Nixon e Pompidou conversaram muito ao longo dos dias 13 e 14 de dezembro. Não chegaram a um entendimento sobre o futuro do sistema monetário internacional mas acertaram agulhas para novo encontro, alargado aos outros cinco países do Mercado Comum, à Inglaterra, ao Canadá e ao Japão (o Grupo dos Dez), daí a quatro dias, na Smithsonian Institution, em Washington, de que resultaram os «Acordos de Smithsonian», de 18 de dezembro de 1971 – e a inevitável desvalorização do dólar.

Nixon and Pompidou spoke during the days 13 and 14 of December. They did not reach an understanding about the future of the international monetary system, but they fixed needles for a new meeting, extended to the other five countries of the Common Market, to England, Canada and Japan (the Group of Ten), four days later at the Smithsonian Institution in Washington, which resulted in the Smithsonian Accords of December 18, 1971, and the inevitable devaluation of the dollar.

Despite being under the spotlight at the Azores summit, the Portuguese authoritarian regime remained isolated. And in the Azores, the Estalagem da Serreta never returned to glorious days.
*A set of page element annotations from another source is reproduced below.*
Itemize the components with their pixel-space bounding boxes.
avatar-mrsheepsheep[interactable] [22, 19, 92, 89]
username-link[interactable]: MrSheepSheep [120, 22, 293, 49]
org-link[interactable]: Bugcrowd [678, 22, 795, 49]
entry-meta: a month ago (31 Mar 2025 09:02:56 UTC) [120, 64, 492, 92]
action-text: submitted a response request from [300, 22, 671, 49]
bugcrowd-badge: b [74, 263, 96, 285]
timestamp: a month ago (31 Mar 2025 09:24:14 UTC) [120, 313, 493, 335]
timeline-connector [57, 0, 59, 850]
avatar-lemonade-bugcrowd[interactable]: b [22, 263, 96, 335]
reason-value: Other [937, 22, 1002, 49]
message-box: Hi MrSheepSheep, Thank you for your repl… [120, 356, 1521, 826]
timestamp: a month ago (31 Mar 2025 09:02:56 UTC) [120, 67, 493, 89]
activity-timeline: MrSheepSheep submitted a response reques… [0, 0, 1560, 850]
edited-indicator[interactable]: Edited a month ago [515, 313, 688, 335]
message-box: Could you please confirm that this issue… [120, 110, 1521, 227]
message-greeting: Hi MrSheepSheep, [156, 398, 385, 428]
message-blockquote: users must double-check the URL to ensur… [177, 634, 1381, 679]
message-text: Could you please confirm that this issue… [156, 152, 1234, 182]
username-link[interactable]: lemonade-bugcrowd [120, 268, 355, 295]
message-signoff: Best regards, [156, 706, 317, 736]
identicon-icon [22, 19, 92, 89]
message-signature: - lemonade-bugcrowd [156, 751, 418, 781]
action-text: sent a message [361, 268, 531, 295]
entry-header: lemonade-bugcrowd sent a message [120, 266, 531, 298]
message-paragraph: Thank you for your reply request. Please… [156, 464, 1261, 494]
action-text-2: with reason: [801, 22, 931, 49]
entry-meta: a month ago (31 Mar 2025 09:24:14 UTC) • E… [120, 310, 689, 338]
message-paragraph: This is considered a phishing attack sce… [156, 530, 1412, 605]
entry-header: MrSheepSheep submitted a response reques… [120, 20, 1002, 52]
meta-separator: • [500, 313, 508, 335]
The Azores returned to the media spotlight around the world on March 16, 2003. Prime Minister Durão Barroso received US President George W. Bush, Spanish Prime Minister José María Aznar and the Prime Minister British Tony Blair at the Lajes base. The summit was intended to express the support of those three European leaders to the United States in the war sparked a few days later against the Iraqi dictator Saddam Hussein.